The marine protection zone has just come into effect. In truth, Mr Miliband, along with all of his predecessors - bar the late foreign secretary Robin Cook, who did try to right this historic wrong - have grovelled before the US State Department, even as Diego Garcia was being used for extraordinary rendition and the holding of terrorist suspects without trial, actions that are illegal on British territory and that were repeatedly denied by UK government ministers.

This spring, William Hague, who was then the shadow foreign secretary, made this bold promise to the Chagossians: "I can assure you that if elected to serve as the next British government, we will work to ensure a fair settlement of this longstanding dispute," the islanders cheered to the rafters. Mr Hague has since expounded on his theme, saying: "In our first 100 days we have brought the energy of a new government to bear on the promotion of human rights."

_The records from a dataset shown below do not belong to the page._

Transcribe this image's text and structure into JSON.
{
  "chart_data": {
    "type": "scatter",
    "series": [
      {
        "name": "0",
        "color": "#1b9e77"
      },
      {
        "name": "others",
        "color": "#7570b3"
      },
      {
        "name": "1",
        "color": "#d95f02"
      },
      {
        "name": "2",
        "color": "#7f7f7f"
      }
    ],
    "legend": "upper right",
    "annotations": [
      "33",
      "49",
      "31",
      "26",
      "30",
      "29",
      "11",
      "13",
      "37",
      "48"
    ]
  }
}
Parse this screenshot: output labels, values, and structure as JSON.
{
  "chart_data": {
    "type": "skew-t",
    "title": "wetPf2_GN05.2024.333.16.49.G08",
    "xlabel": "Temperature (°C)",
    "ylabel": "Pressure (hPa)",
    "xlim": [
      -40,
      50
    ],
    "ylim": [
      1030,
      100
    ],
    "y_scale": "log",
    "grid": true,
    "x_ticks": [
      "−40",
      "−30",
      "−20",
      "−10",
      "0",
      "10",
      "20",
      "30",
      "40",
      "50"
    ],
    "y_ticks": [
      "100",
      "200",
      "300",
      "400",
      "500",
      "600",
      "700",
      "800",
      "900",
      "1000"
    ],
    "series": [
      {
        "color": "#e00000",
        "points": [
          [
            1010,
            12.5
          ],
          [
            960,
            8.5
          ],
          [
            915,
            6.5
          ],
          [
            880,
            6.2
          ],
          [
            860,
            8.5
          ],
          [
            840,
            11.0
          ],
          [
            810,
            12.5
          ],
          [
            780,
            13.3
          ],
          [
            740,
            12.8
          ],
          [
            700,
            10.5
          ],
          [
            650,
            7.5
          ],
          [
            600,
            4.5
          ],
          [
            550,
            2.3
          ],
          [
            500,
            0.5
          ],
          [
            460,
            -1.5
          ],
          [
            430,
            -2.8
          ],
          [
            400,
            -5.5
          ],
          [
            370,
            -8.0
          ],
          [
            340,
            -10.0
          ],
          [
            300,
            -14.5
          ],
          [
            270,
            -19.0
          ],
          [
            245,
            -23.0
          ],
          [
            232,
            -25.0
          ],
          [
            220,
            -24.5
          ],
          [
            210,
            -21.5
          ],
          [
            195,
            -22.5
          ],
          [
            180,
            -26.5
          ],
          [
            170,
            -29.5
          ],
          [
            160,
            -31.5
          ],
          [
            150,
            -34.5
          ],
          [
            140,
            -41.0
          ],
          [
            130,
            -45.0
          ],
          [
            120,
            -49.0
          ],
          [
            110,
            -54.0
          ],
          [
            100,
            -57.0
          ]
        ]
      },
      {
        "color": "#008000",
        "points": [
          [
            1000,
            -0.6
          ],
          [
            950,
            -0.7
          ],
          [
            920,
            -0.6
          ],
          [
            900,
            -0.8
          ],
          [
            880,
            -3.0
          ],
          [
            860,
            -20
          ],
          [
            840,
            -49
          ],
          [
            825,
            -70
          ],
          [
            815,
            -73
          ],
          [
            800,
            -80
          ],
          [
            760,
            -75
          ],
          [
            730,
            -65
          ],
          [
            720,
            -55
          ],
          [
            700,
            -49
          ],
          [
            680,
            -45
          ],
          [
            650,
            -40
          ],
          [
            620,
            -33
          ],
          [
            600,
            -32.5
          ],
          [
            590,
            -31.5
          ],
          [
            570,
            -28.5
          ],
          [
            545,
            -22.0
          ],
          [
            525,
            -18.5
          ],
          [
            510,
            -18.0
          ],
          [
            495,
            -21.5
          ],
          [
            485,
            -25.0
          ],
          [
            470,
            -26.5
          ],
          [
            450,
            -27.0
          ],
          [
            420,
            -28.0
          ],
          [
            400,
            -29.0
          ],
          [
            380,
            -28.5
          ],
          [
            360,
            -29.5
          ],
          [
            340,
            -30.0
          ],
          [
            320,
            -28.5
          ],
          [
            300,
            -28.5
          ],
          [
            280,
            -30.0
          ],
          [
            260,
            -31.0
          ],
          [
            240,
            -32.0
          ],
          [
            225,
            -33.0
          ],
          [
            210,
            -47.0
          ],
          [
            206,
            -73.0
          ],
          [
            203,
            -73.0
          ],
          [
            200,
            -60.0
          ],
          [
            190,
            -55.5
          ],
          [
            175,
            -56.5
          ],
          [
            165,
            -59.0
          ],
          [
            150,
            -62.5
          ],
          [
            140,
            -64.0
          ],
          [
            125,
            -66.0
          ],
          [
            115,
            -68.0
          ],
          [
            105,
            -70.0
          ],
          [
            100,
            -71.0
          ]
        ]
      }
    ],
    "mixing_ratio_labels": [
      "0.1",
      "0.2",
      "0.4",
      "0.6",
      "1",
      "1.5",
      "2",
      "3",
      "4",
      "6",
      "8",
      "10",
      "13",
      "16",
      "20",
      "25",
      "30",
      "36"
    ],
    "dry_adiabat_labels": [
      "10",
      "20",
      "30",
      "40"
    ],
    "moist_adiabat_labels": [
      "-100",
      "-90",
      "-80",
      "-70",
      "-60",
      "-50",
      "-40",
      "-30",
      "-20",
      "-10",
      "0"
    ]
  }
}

In opposition, the Liberal Democrat leader, Nick Clegg, was even more outspoken in support of the human rights of the Chagossian islanders. His office went on record saying: "Nick and the Liberal Democrats believe the government has a moral responsibility to allow these people to at last return home."

The islanders' leader, Olivier Bancoult, wrote to the foreign office minister, Henry Bellingham, reminding him of his bosses' words and politely inquiring when exactly his people might be allowed to go back home.

Back came Mr Bellingham's reply in early autumn: "The UK government will continue to contest the case brought by the Chagos Islanders to the European Court of Human Rights. This is because we believe that the arguments against allowing resettlement on grounds of defence, security and feasibility are clear and compelling."

So what exactly are these champions of human rights, Messrs Clegg and Hague proposing to do now? Being charitable, it is just possible that the promises made by the parties when they were in opposition have not been transmitted to the foreign office.

But given the record of successive politicians of saying one thing in opposition and doing another in government, this seems unlikely.

Having said that, with just a little bit of imagination and goodwill, there may be a way ahead that could settle the concerns of all of the protagonists: hand the Chagos Islands back to Mauritius, but allow the western half of the island of Diego Garcia, which contains the massive US military base, to become a "British Sovereign Base Area", similar to the sovereign bases maintained by Britain on Cyprus. The area could then be re-leased to the United States.

This should not preclude any islanders from returning to Diego Garcia, or seeking work on the military base.

Many islanders are too young to remember their homeland, yet still the majority wish to go home. What possible security risk could emanate from these people, who are minded to restart their lives in islands away from the main airbase on Diego Garcia? And even if they did wish to return to Diego Garcia, not only is there plenty of room (half of the island is still pristine, forested and contains some of their old settlements), but they could make for a ready pool of labour on an airbase that is unlikely to be vacated for the foreseeable future.